Nearby, Dolly Sirju teaches Trini cooking classes in her home, through a company called the League of Kitchens. When I attended one, she welcomed us warmly but spoke with nonsense-free authority, and she didn’t want to hear any noise about her curries seeming like Indian food. ‘‘My great-grandparents moved to Trinidad from India, and Indians ask me, ‘How come you guys make the same thing we make but cook it different?’ ’’ she said before letting out a salty harrumph. ‘‘For me, India is totally different from Trinidad. I’m not fascinated by it. What we do is take a little from each culture — Indian, African, Caribbean, Chinese — and that makes it Trini.’’

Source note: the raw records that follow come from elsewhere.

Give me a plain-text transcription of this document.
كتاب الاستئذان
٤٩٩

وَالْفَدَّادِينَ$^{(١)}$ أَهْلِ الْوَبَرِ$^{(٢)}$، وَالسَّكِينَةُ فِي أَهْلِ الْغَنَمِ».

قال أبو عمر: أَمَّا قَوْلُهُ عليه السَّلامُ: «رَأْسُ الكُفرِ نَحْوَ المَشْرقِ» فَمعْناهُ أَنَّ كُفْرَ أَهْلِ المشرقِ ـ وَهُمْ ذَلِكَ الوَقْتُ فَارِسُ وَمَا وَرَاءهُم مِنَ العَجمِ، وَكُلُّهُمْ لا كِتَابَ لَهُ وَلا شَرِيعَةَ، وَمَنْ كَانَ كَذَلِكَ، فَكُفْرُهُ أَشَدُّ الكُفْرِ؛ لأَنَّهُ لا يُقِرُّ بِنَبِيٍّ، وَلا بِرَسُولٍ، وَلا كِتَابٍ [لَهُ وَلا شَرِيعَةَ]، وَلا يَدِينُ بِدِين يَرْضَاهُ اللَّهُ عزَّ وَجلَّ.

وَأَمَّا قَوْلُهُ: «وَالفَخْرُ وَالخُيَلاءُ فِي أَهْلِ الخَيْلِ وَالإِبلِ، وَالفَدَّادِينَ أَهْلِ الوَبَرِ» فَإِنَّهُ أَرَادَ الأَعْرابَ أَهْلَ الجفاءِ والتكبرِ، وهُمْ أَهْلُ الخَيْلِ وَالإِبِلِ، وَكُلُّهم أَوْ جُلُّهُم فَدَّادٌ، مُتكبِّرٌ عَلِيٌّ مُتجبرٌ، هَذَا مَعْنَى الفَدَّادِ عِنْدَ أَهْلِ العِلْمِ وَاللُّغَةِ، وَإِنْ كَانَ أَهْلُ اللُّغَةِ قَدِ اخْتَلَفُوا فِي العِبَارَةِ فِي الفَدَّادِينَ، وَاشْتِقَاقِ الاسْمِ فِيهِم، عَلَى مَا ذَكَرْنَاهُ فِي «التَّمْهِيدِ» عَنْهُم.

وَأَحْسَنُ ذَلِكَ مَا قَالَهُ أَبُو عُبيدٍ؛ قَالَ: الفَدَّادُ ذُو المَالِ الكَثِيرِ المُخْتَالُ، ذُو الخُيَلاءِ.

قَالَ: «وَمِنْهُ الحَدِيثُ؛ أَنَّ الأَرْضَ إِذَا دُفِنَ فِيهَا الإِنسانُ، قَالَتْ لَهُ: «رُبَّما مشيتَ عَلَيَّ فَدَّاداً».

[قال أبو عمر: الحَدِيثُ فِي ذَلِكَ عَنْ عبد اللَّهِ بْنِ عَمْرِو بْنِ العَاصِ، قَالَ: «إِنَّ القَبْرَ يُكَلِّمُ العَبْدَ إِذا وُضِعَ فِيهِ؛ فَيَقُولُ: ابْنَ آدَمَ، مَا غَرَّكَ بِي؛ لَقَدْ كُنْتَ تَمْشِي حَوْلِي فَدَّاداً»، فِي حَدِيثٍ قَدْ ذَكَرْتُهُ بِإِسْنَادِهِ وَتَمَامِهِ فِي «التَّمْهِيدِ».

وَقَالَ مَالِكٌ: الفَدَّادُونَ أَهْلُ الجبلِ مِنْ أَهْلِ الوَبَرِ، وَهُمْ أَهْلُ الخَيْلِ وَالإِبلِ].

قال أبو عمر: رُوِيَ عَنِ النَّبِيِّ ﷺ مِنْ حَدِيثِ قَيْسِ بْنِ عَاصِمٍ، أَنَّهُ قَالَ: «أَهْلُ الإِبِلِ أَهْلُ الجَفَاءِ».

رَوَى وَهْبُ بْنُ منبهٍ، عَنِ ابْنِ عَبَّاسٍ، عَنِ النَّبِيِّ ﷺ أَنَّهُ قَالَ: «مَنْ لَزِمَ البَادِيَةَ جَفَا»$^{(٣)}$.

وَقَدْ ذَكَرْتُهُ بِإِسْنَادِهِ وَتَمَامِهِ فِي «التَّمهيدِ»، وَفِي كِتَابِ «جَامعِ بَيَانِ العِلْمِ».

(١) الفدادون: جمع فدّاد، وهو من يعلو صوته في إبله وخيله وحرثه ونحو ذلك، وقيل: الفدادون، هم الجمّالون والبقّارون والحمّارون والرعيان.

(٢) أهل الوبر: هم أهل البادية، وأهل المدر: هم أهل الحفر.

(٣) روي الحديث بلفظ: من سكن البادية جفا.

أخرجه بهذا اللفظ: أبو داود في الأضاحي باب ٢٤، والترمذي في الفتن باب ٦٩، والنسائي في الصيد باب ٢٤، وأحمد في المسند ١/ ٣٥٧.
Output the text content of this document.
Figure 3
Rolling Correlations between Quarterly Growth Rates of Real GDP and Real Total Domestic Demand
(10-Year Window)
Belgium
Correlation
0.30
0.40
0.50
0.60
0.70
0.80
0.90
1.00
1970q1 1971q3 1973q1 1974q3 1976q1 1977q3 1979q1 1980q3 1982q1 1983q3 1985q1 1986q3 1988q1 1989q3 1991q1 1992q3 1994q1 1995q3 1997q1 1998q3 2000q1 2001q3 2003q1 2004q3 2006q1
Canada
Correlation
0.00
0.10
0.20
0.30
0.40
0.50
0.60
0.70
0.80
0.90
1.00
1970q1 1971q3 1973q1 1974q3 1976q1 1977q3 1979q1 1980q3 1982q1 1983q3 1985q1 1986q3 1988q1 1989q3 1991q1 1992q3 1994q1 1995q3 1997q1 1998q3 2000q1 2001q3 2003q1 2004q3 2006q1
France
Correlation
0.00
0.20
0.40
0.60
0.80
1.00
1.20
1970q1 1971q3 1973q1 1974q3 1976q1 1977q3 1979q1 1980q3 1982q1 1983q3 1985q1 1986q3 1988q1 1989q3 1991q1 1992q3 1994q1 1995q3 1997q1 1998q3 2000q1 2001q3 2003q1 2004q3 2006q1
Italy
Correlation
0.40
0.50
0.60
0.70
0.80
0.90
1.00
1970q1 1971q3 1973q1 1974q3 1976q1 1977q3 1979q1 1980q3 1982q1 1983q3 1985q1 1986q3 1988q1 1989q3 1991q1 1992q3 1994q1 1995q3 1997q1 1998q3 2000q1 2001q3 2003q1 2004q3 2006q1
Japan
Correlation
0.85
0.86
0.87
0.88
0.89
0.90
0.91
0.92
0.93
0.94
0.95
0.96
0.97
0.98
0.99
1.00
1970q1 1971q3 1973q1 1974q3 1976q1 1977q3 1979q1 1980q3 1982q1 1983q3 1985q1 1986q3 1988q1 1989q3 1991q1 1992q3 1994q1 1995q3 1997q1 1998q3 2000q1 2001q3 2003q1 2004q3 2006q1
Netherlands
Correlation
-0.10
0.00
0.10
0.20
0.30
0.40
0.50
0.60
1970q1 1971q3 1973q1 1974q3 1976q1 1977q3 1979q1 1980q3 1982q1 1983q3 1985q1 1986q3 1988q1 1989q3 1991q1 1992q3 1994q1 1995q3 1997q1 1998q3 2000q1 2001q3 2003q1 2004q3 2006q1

Four spoonfuls into her nutty, herbal, spicy chana and aloo,
I started to understand. (Actually, I got it after one bite, but I had
to take three more — for journalistic purposes.) An everyday staple, the
dish shares a look and a name with a typical North Indian curry: Chana means ‘‘chickpeas’’ in Hindi; aloo
means ‘‘potatoes’’; the ‘‘and,’’ I assume, is a musical flourish of
Caribbean English. But while Indian cooks make a gingery tomato base and
grind fresh spices for their dish, Sirju’s version announces its island
origins. The flavor is built on a floral wave of shado beni, a
cilantro-like herb that grows wild all over Trinidad, stirred in raw and
pungent and cooked down to a mellow, sweet swell. (The herb is also
called culantro; if you can’t find it, you can substitute a combination
of cilantro and parsley.) The stew gets a slow, building heat from
fruity Scotch bonnet peppers and aroma from preground Madras curry
powder, which was popularized by colonial merchants to create a British
market for their spices. All these flavors drape over soft chickpeas
and potatoes to make a dish that’s particular to its homeland. It’s a
rare combination of intriguing and satisfying — the kind of thing that
sparks some pride. ‘‘There are a lot of Guyanese in this neighborhood,’’

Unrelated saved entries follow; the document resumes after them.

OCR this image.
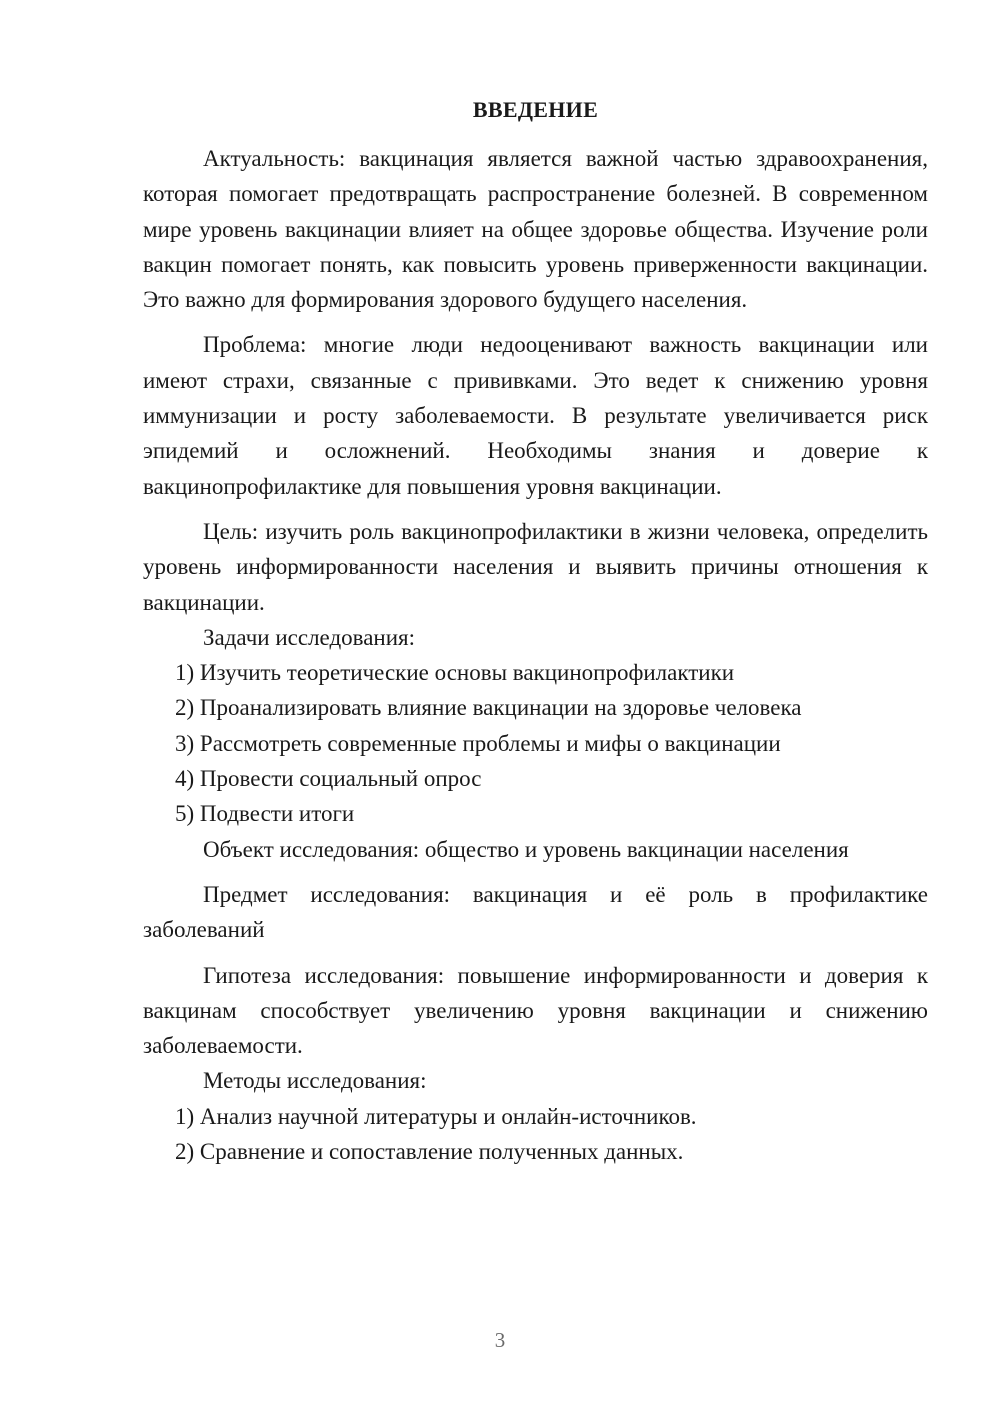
ВВЕДЕНИЕ

Актуальность: вакцинация является важной частью здравоохранения, которая помогает предотвращать распространение болезней. В современном мире уровень вакцинации влияет на общее здоровье общества. Изучение роли вакцин помогает понять, как повысить уровень приверженности вакцинации. Это важно для формирования здорового будущего населения.

Проблема: многие люди недооценивают важность вакцинации или имеют страхи, связанные с прививками. Это ведет к снижению уровня иммунизации и росту заболеваемости. В результате увеличивается риск эпидемий и осложнений. Необходимы знания и доверие к вакцинопрофилактике для повышения уровня вакцинации.

Цель: изучить роль вакцинопрофилактики в жизни человека, определить уровень информированности населения и выявить причины отношения к вакцинации.

Задачи исследования:

1) Изучить теоретические основы вакцинопрофилактики

2) Проанализировать влияние вакцинации на здоровье человека

3) Рассмотреть современные проблемы и мифы о вакцинации

4) Провести социальный опрос

5) Подвести итоги

Объект исследования: общество и уровень вакцинации населения

Предмет исследования: вакцинация и её роль в профилактике заболеваний

Гипотеза исследования: повышение информированности и доверия к вакцинам способствует увеличению уровня вакцинации и снижению заболеваемости.

Методы исследования:

1) Анализ научной литературы и онлайн-источников.

2) Сравнение и сопоставление полученных данных.

3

Sirju said. ‘‘But if the Guyanese are having a function, they’ll ask a
Trini to come cook.’’
She
showed us other Trini kitchen moves: rubbing raw goat with ground
cloves, then rinsing it with lemon and water to wash off its gamy taste;
puréeing shado beni, parsley and scallions with water to make ‘‘green
seasoning,’’ a killer flavor base, even if it sounds like a juice-bar
nightmare; griddling roti flatbreads and then whacking the bejesus out
of them with paddles to break open their flakes for maximal curry
absorption. (The roti is called ‘‘buss-up shut.’’ It means ‘‘busted-up
shirt.’’ Everything about it is amazing.)
In
the backyard behind the kitchen, Sirju’s sons, clad in white tank tops,
were teaching themselves how to take apart a car and put it back
together: classic Americana. They disappeared for a while. Then, after
hours of cooking, tons of curries and shirts being busted up, the kids
came home — with a bucket of Kentucky Fried Chicken. I wondered if Sirju
would take this as an affront — cultural decline at the drive-through.

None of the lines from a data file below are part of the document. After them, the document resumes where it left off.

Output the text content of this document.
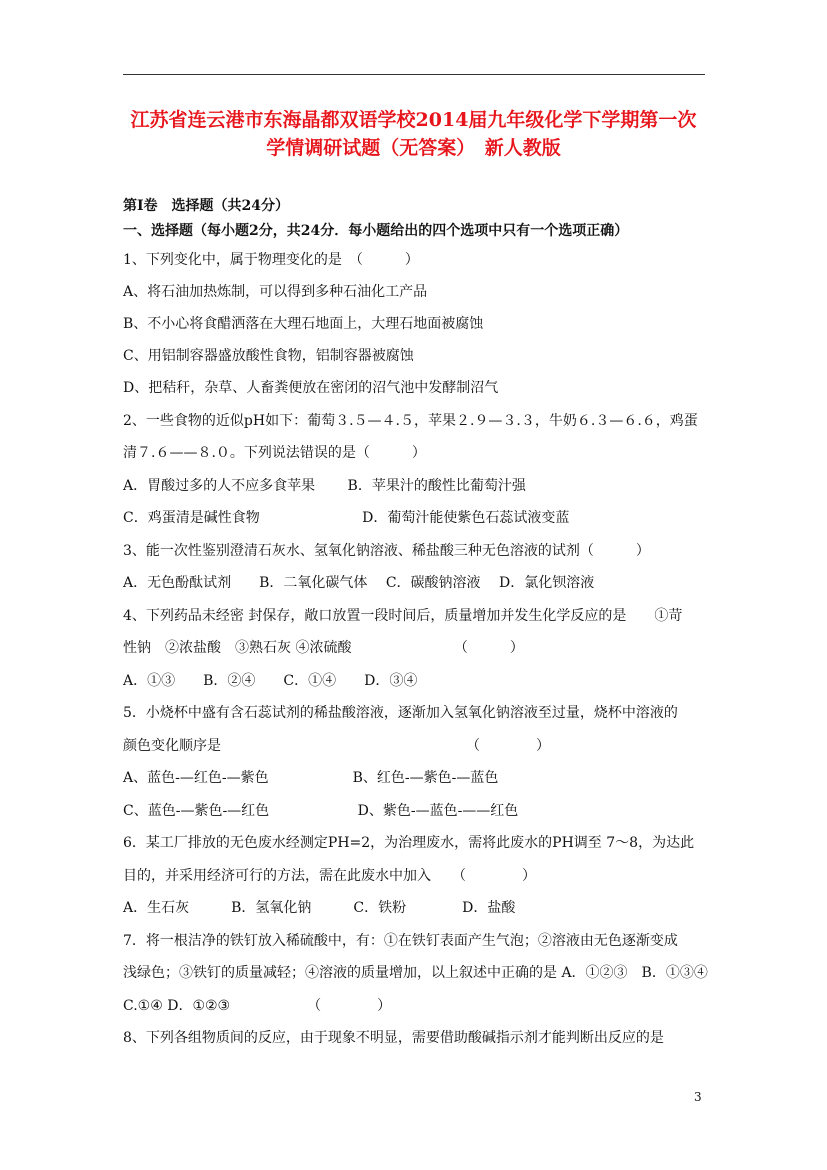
江苏省连云港市东海晶都双语学校2014届九年级化学下学期第一次
学情调研试题（无答案）　新人教版
第Ⅰ卷　选择题（共24分）
一、选择题（每小题2分，共24分．每小题给出的四个选项中只有一个选项正确）
1、下列变化中，属于物理变化的是　（　　　）
A、将石油加热炼制，可以得到多种石油化工产品
B、不小心将食醋洒落在大理石地面上，大理石地面被腐蚀
C、用铝制容器盛放酸性食物，铝制容器被腐蚀
D、把秸秆，杂草、人畜粪便放在密闭的沼气池中发酵制沼气
2、一些食物的近似pH如下：葡萄３.５—４.５，苹果２.９—３.３，牛奶６.３—６.６，鸡蛋
清７.６——８.０。下列说法错误的是（　　　）
A．胃酸过多的人不应多食苹果　　 B．苹果汁的酸性比葡萄汁强
C．鸡蛋清是碱性食物　　　　　　　 D．葡萄汁能使紫色石蕊试液变蓝
3、能一次性鉴别澄清石灰水、氢氧化钠溶液、稀盐酸三种无色溶液的试剂（　　　）
A．无色酚酞试剂　　B．二氧化碳气体　 C．碳酸钠溶液　 D．氯化钡溶液
4、下列药品未经密 封保存，敞口放置一段时间后，质量增加并发生化学反应的是　　①苛
性钠　②浓盐酸　③熟石灰 ④浓硫酸　　　　　　　 （　　　）
A．①③　　B．②④　　C．①④　　D．③④
5．小烧杯中盛有含石蕊试剂的稀盐酸溶液，逐渐加入氢氧化钠溶液至过量，烧杯中溶液的
颜色变化顺序是　　　　　　　　　　　　　　　　　　（　　　　）
A、蓝色-—红色-—紫色　　　　　　B、红色-—紫色-—蓝色
C、蓝色-—紫色-—红色　　　　　　 D、紫色-—蓝色-——红色
6．某工厂排放的无色废水经测定PH=2，为治理废水，需将此废水的PH调至 7～8，为达此
目的，并采用经济可行的方法，需在此废水中加入　　（　　　　）
A．生石灰　　　B．氢氧化钠　　　C．铁粉　　　　D．盐酸
7．将一根洁净的铁钉放入稀硫酸中，有：①在铁钉表面产生气泡；②溶液由无色逐渐变成
浅绿色；③铁钉的质量减轻；④溶液的质量增加，以上叙述中正确的是 A．①②③　B．①③④
C.①④ D．①②③　　　　　　（　　　　）
8、下列各组物质间的反应，由于现象不明显，需要借助酸碱指示剂才能判断出反应的是
3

But she pulled out a bottle of Kraft barbecue sauce. ‘‘I make American
food,’’ she said. ‘‘My neighbors are American, and when we’re
barbecuing, forget it. The whole neighborhood is in my backyard.’’ She
handed me a spoonful of the sauce. She’d warmed it with spices,
sharpened it with tamarind, then napalmed it with chiles. She took it
and made it Trini, made it her own. And she was proud as hell of it.